第53話 ゴーシュとミズリーの夜
「この辺りも変わっていないな」
なかなか寝付くことができなかったゴーシュは、村の中を散策しながら独り言を呟く。
空には半分の月が浮かんでいて、夜のモスリフを静かに照らしていた。
一ヶ月。
ゴーシュがモスリフを出て、ミズリーと配信ギルドをやりながら過ごした時間だ。
まだ時間はそんなに経っていないのに、人生の中でも大きな割合を占めるほど濃い時間になっているとゴーシュは感じていた。

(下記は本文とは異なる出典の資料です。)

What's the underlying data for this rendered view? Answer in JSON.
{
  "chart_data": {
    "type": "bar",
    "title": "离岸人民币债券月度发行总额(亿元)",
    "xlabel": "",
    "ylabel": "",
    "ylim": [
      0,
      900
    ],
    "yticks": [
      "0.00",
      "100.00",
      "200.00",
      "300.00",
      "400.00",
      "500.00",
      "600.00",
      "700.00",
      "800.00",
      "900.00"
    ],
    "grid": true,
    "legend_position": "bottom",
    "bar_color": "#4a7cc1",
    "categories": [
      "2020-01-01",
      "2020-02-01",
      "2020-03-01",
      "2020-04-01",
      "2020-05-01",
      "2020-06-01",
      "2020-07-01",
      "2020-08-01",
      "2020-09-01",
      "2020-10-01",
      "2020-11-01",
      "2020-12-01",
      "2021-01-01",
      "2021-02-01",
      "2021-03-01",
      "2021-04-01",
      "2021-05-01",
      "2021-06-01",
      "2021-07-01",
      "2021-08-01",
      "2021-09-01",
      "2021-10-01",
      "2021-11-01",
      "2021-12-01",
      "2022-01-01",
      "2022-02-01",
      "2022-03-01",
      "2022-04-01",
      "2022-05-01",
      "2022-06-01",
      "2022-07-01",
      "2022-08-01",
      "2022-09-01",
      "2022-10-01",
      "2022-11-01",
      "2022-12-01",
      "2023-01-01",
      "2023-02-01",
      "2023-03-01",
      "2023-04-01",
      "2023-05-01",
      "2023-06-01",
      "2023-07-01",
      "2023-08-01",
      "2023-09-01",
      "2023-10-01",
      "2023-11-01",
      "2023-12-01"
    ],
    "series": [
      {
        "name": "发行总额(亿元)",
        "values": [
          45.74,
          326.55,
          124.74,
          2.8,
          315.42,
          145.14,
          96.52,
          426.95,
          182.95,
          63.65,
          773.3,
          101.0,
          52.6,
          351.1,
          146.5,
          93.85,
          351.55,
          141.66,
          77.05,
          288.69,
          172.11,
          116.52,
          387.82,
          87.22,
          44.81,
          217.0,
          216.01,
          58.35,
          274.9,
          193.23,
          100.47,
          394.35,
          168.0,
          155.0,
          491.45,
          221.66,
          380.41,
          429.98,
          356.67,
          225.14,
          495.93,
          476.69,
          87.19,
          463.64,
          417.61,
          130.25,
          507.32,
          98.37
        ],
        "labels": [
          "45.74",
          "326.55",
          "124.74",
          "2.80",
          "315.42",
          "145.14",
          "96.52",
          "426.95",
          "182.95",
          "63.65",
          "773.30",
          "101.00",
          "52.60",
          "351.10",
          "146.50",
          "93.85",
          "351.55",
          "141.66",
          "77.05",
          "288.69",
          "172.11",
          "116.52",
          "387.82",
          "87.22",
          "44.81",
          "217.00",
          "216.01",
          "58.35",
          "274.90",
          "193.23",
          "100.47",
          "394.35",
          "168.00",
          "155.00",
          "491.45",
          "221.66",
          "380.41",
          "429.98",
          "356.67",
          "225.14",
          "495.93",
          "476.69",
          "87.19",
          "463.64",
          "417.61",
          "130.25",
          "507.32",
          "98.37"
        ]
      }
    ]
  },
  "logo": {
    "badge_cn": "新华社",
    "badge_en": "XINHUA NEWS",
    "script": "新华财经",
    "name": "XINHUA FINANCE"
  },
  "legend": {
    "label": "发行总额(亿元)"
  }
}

始めはメルビスのように、見ている人に何かを与えられるような配信をしたいと、漠然とした気持ちで始めたことだったが、今ではゴーシュの中でかけがえのないものになっている。
「ミズリーのおかげだな」
ゴーシュは心の内に浮かんだ感傷に応えるようにして、また独り言を呟く。
すると――。
「私がどうかしました?」
背後からかけられた声に驚き、ゴーシュは振り返る。
そこにはミズリーが立っていた。
「ミズリー、起きてきたのか?」
「はい。ゴーシュさんがいなかったもので、どこに行ったのかなーなんて」
「ちょっと寝付けなかったから散歩でもしようかと。もしかして起こしちゃったか?」
「あ、いえいえ、ふと目が覚めちゃっただけですから。むしろ私の方こそすみません。久々の故郷ですし、お一人の方が良かったかと思ったんですが、名前を呼ばれたような気がして、つい」
ミズリーが慌てたように手を振って、それに合わせて金の髪も揺れる。
ゴーシュはそんな様子がおかしくて、自然と笑みをこぼしていた。
「ミズリーも一緒に歩くか? 明日もあるし、少ししたら戻ろうと思うが」
ゴーシュとしては何気なく言った言葉。
しかしその言葉は当然と言うべきか、ミズリーに深く突き刺さる。
(こ、これはもしや……夜のお散歩デートというやつでは!?)
そんなことを考えるミズリーが、怪訝に思ったゴーシュが再び声をかけられて慌てるまで、いつも通りの流れだった。
***
「うわぁ……。すごくいい眺めですね」
村の外れまでやって来て、ミズリーが呟いた。
そこはちょうど高台にあり、眼下には広大な農地が広がっている。
爽やかな夜風に揺られる草木が月に照らされ、何とも幻想的な光景だった。
「あ、ここからゴーシュさんの畑も見えますね」
「この場所からの景色は俺も好きでな。気持ちが落ち込んだりした時なんかはよくここに来てたよ」
ゴーシュが目の前に広がる自然豊かな土地を見下ろしながら呟く。
ミズリーもまた、隣に立つゴーシュと同じ方向に視線を向けていた。
「あそこで私、初めてゴーシュさんとお会いしたんでしたね」
「ああ。あの時は驚いたよ。自分の配信をずっと見てくれていたニャオチンって人が、いきなり訪れたんだからな。しかも、俺を誘うために分厚い資料まで用意してくれて」
「ふふ。あの時はゴーシュさんの居場所が分かって、行動せずにはいられませんでしたから。それだけ一緒に配信をやりたいと思ったんですよね」
ミズリーらしい真っ直ぐな言葉を投げかけられて、ゴーシュは少し照れくさくなる。
「しかし、色んなことがあったもんだ。ミズリーと一緒に配信を始めて、メルビスがミズリーのお姉さんだと分かったり、今ではロコも一緒にやってくれて」
「本当に、激動の一ヶ月でしたね。でも、ゴーシュさんと私たちなら更にたくさんの人たちに喜んでもらえる配信ができますよ、きっと」
「ああ。そうできるように頑張らないとな。まだまだミズリーが企画してくれた配信もあるし」
「ギルドにも人がたくさん入ってほしいですねぇ。そうしたら今より色んなことができますし、もっともっと楽しくなるはずですから」
ミズリーが言って、ゴーシュに柔らかく微笑みかける。
月明かりのせいもあるだろうか。
金色の髪が夜風に舞い、純粋無垢な青い瞳が見上げてくるその様は、遠くまで広がる景色よりも輝いて見えた。
(本当に、君のおかげだよ。ミズリー)
ゴーシュはそんな思いを胸に、目の前で楽しげに笑う少女を見つめる。
そうして、ゴーシュとミズリーの二人の夜は更けていくのだった。